The Chief Judge of the New York court system, Jonathan Lippman, was correct in his State of the Judiciary speech last week that the bail system is both unfair to the poor and unsafe for the public. That paradox is not new; there was a pass at bail reform in the 1960s, pushed by then Attorney General Robert F. Kennedy. Time has not cured the problem.

The paradox then and now is that poor defendants are jailed because they cannot afford bail, and dangerous defendants are freed because they can.

Key to remember is that the denial of bail results in the incarceration of poor defendants before they have been tried and convicted. Jailed defendants fare less well in rates of conviction and levels of sentencing, and they endure harsh conditions of incarceration before conviction in jails, many of which are worse than the prisons where convicted convicts are imprisoned.

At the same time, because of the criticism of the preventive detention of dangerous defendants, not scientifically provable to be dangerous but clearly so in the imperfect judgments of savvy judges, dangerous defendants go free on bail and often commit further crimes.

We have, then, the worst of both worlds.

And that paradox is compounded by the critical role in this process played by bondsmen who are in charge of providing bail, though they are not officials of the criminal justice system. The Vera Institute of Justice and other court and justice organizations have documented these problems, but they persist.

Civil libertarians have questioned the practice of setting bail, even low bail, for defendants who don’t have the resources to pay it, and thus end up in jail, often for prolonged periods. They are, in effect, imprisoned for being poor. Some plead guilty in order to get out of jail, studies have shown.

On the other hand, these same civil libertarians criticize judges who practice preventive detention, which is considered an unconstitutional imprisonment without trial, based on the presumption of guilt. Critics claim judges cannot predict who will commit a crime in the future while free before trial.

Experienced court officials believe they can apply logical conclusions based on their experiences — but they admit there is no science to their predictions.

What is needed are procedures whereby no defendant is jailed solely because he or she hasn’t the money for bail, and procedures whereby, based on open adversarial hearings, dangerous defendants can be detained — under decent conditions and for abbreviated times — based on reasonable predictive standards. Because truly dangerous defendants with resources can afford bail, and are released to commit further crimes, many judges practice preventive detention sub rosa by setting bail high enough to preclude defendants from making bail.  It would be fairer to do it above board and with clear limitations and protections.

Studies have shown that the cost of jailing defendants pretrial are greater than costs of community-based programs on economic grounds.

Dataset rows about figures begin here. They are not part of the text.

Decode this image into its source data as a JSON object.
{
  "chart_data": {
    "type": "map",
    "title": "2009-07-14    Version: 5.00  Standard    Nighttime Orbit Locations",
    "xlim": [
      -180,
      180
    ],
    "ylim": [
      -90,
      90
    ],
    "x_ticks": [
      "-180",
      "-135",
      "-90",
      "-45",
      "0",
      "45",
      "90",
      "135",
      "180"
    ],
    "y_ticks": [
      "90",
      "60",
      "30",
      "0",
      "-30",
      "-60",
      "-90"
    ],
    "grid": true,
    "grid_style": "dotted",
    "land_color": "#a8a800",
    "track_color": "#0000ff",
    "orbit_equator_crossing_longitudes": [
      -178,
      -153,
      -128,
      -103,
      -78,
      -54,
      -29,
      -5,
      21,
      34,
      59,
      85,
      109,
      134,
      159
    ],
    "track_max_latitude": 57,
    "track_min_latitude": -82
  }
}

After the National Bail Conference sponsored by the Kennedy Justice Department, a federal law was signed by Lyndon Baines Johnson. The hope was that it would be a national model and the paradoxes of the bail laws would be cured. I have my pen and photo to memorialize that moving event. But the paradox continues. The problems persist. The costs — human and economic — remain manifest. One wonders: what does it take to bring about the rational reforms Chief Judge Lippman has asked for?

Ronald Goldfarb is a Washington, D.C., attorney and author. His award-winning book on bail reform, Ransom: A Critique of the American Bail System, was introduced by Supreme Court Justice Arthur Goldberg and further described in his New York Times Magazine article “A Brief for Preventive Detention” (March 1, 1970).